Она была одета — как, впрочем, и сам Робер, — в цвета дома, в благородный фиолетовый бархат. Ее прекрасное с белоснежным воротником из тончайших кружев платье было так богато ушито золотом, драгоценными камнями и жарко горящими на солнце жемчугами, что непонятно было, как она умудряется ходить в такой тяжелой вещи. Сама королева позавидовала бы этому небывало роскошному наряду.
На ее медовых волосах, аккуратно расчёсанных и прибранных, надушенных лучшими духами королевства, лежал тонкий венец, а впереди медленно шагающей девушки лохматым колобком катился рыжий маленький пес с пушистым хвостом и плоским носом.

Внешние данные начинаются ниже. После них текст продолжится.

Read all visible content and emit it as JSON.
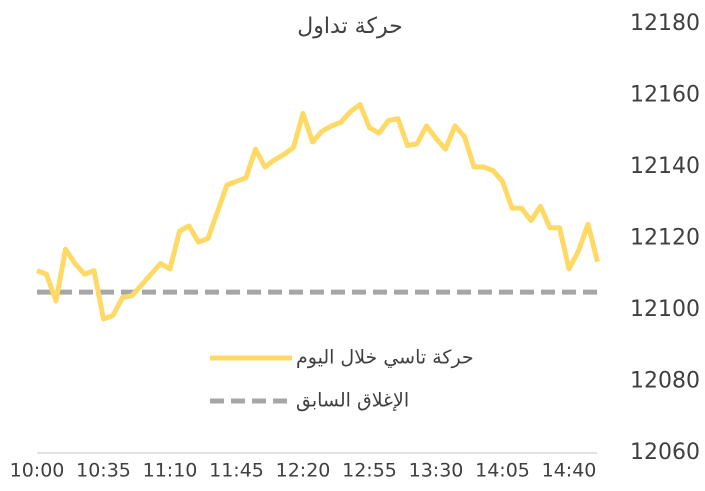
{
  "chart_data": {
    "type": "line",
    "title": "حركة تداول",
    "categories": [
      "10:00",
      null,
      null,
      null,
      null,
      null,
      null,
      "10:35",
      null,
      null,
      null,
      null,
      null,
      null,
      "11:10",
      null,
      null,
      null,
      null,
      null,
      null,
      "11:45",
      null,
      null,
      null,
      null,
      null,
      null,
      "12:20",
      null,
      null,
      null,
      null,
      null,
      null,
      "12:55",
      null,
      null,
      null,
      null,
      null,
      null,
      "13:30",
      null,
      null,
      null,
      null,
      null,
      null,
      "14:05",
      null,
      null,
      null,
      null,
      null,
      null,
      "14:40",
      null,
      null,
      null
    ],
    "series": [
      {
        "name": "حركة تاسي خلال اليوم",
        "color": "#ffd966",
        "dashed": false,
        "values": [
          12111,
          12110,
          12102.5,
          12117,
          12113,
          12110,
          12111,
          12097.5,
          12098.5,
          12103.5,
          12104,
          12107,
          12110,
          12113,
          12111.5,
          12122,
          12123.5,
          12119,
          12120,
          12127.5,
          12135,
          12136,
          12137,
          12145,
          12140,
          12142,
          12143.5,
          12145.5,
          12155,
          12147,
          12150,
          12151.5,
          12152.5,
          12155.5,
          12157.5,
          12151,
          12149.5,
          12153,
          12153.5,
          12146,
          12146.5,
          12151.5,
          12148,
          12145,
          12151.5,
          12148.5,
          12140,
          12140,
          12139,
          12136,
          12128.5,
          12128.5,
          12125,
          12129,
          12123,
          12123,
          12111.5,
          12116.5,
          12124,
          12113.5
        ]
      },
      {
        "name": "الإغلاق السابق",
        "color": "#a6a6a6",
        "dashed": true,
        "values": [
          12105,
          12105,
          12105,
          12105,
          12105,
          12105,
          12105,
          12105,
          12105,
          12105,
          12105,
          12105,
          12105,
          12105,
          12105,
          12105,
          12105,
          12105,
          12105,
          12105,
          12105,
          12105,
          12105,
          12105,
          12105,
          12105,
          12105,
          12105,
          12105,
          12105,
          12105,
          12105,
          12105,
          12105,
          12105,
          12105,
          12105,
          12105,
          12105,
          12105,
          12105,
          12105,
          12105,
          12105,
          12105,
          12105,
          12105,
          12105,
          12105,
          12105,
          12105,
          12105,
          12105,
          12105,
          12105,
          12105,
          12105,
          12105,
          12105,
          12105
        ]
      }
    ],
    "ylim": [
      12060,
      12180
    ],
    "yticks": [
      12060,
      12080,
      12100,
      12120,
      12140,
      12160,
      12180
    ],
    "grid": false
  }
}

Вот теперь — это можно было отметить смело, — Хлоя действительно походила на важную персону, на герцогиню или даже королеву, и производила внушительное впечатление — не то, что перепуганная девчонка в грязном платье, бьющаяся в клетке.
«А что, дорогая вещь, — про себя отметил Робер. — Такую не грех иметь у себя!»
Внезапно в черной, как непроглядная безлунная ночь, душе Робера шевельнулось что-то невероятно светлое, ослепительное, болезненно резанувшее — как режет свет привыкшие к мраку глаза. Для себя Робер обозначил это неведомое ранее чувство как влюбленность, подумав, что вдруг разглядел прелесть юной Хлои, но мы-то с вами точно знаем, что никакой любовью там и не пахло. Господин Робер просто увидел красивую блестящую вещь — платье с жемчугами, — и пожелал ее себе. Вместе с содержимым, разумеется.
Лицо девушки было грустно, но эта грусть несказанно шла ей. Господин Робер это отметил особо, когда подошел поклониться и поздороваться. Несмотря на то, что на девушке было драгоценностей, наверное, на миллион золотых, самым прекрасными все равно были ее печальные глаза.
— Доброго дня, госпожа герцогиня, — произнес Робер, кланяясь так низко, как, наверное, и Дракону не кланялся. Его взгляд упал на туфельку, выглядывающую из-под длинного подола платья, и Робер едва ли зубами не заскрипел от злости, рассмотрев на ней вышитые золотой канителью цветы. — В добром ли вы здравии, все ли хорошо? Или чего-то хочется? Можете смело говорить мне, я передам Дракону.